ESSENCE: Do you feel like we as Black creatives should invest in each other more?

Hudson: Back in the day, when Essence, Ebony and Jet magazines would come to the house, it was like a celebration. These are the magazines for our people, and if you got in one of those magazines, it was amazing. Everybody would be like “Oh my god, you’re in Essence!” So, to dress Taraji P. Henson for her Essence cover was a big deal for me. I feel like in the broader spectrum of the Black community, it’s not a big deal to people like it used to be, because we aspire to be on the cover of large, European-owned publications like Vogue more. We have to find pride in our stuff again. And I think for anything to change, you have to talk about it.

ESSENCE: Absolutely. One of the reasons why we partnered with Chase and Lands’ End is because we all wanted to pour into the community. How did you feel when you were chosen as one of the designers?

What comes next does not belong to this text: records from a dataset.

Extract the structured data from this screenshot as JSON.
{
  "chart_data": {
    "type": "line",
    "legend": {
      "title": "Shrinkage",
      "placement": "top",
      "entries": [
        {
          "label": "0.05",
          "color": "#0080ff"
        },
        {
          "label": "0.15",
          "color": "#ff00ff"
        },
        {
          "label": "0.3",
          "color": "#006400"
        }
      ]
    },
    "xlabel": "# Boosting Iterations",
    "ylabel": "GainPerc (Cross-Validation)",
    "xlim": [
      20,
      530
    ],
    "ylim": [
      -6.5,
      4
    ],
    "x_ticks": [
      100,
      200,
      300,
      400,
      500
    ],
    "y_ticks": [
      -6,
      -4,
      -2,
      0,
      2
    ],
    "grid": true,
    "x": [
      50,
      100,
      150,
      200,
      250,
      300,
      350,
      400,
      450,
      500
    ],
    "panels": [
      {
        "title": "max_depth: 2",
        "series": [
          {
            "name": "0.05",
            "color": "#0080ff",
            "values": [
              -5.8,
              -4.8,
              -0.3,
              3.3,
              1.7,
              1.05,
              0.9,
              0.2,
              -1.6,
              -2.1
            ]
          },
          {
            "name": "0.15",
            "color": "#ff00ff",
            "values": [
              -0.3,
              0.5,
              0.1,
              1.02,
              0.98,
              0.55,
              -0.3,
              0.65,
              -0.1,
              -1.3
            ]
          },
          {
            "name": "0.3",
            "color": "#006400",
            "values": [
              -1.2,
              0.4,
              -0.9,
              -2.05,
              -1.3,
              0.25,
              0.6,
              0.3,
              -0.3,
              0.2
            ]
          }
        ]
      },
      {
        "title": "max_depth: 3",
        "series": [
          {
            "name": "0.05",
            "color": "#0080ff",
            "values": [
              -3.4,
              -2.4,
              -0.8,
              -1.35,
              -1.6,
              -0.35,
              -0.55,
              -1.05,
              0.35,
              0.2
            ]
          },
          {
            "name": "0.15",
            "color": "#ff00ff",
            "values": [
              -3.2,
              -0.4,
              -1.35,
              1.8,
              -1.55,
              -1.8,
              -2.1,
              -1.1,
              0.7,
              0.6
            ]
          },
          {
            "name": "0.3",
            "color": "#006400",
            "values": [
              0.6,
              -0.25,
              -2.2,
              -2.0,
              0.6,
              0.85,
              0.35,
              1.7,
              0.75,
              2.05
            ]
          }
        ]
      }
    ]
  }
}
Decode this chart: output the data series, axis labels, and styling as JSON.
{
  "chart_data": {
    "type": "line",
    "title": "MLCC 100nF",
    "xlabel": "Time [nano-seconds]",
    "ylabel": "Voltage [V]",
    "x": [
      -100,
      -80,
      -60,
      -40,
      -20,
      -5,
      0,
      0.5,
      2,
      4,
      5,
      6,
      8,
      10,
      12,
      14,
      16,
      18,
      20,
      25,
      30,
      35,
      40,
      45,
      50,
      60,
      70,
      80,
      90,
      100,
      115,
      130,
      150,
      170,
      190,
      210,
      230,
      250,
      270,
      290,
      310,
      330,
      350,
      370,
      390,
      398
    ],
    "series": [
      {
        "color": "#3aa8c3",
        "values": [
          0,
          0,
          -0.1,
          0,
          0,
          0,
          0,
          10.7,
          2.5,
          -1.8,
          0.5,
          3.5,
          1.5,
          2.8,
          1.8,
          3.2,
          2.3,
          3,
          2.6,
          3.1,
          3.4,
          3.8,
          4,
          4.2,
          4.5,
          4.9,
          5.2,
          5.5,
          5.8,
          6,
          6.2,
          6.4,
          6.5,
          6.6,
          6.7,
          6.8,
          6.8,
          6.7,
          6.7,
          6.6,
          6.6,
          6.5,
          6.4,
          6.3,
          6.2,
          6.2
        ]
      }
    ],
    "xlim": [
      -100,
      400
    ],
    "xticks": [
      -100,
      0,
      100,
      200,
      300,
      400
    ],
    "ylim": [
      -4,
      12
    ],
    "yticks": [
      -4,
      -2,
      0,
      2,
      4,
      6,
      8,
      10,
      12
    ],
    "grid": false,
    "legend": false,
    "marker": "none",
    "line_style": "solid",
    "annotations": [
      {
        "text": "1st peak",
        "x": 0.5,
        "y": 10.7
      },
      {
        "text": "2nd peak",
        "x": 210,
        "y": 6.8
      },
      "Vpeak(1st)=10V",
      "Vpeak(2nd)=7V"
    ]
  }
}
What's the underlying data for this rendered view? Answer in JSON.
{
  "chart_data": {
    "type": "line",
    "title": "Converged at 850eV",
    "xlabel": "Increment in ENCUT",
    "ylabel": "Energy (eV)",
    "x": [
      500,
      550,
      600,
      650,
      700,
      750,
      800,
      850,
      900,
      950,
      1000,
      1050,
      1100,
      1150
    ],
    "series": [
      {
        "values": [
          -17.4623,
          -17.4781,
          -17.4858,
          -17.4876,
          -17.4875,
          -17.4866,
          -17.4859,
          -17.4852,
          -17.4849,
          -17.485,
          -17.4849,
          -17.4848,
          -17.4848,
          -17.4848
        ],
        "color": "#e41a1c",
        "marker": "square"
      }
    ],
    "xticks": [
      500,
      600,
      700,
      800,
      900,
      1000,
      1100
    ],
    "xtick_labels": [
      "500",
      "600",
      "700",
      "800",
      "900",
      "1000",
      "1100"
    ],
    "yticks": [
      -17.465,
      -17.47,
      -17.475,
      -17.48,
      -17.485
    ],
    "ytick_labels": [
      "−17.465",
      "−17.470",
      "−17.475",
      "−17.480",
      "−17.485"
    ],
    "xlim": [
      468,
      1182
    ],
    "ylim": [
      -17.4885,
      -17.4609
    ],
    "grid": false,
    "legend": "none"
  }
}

Hudson: Anytime somebody acknowledges your talent or the work that you’ve put in, it’s an honor. The opportunity to be able to dress an everyday person is something that I aspire to. Of course, I make luxury clothing, but what people don’t understand is that it’s easier to make luxury clothing. It takes so much more reach and so much more money. When you look at clothes people wear when they work at the bank, I think it’s little things that you can do to make the pieces look a little more chic and tailored.

ESSENCE: How would you describe your own brand, Sergio Hudson, and what are some of your favorite design elements to incorporate?

Hudson: My brand is for a well-dressed woman who loves amazing fit and is confident and unafraid to be the center of attention, but not in an obvious way. That is the woman that I dress, and it’s who inspires me to make clothing. I get inspired by great women in history like Diahann Carroll, Bianca Jagger… They have such a signature style. My pieces are elevated basics, so they can translate into any woman’s style. I love using strong shoulders, a cinched waist and exaggerated hips. I’m all about creating the hourglass figure. I also use a lot of belts — it’s one of my signature things — I think it can pull a look together so effortlessly and make something that was rather basic look chic and luxe, and that’s my goal.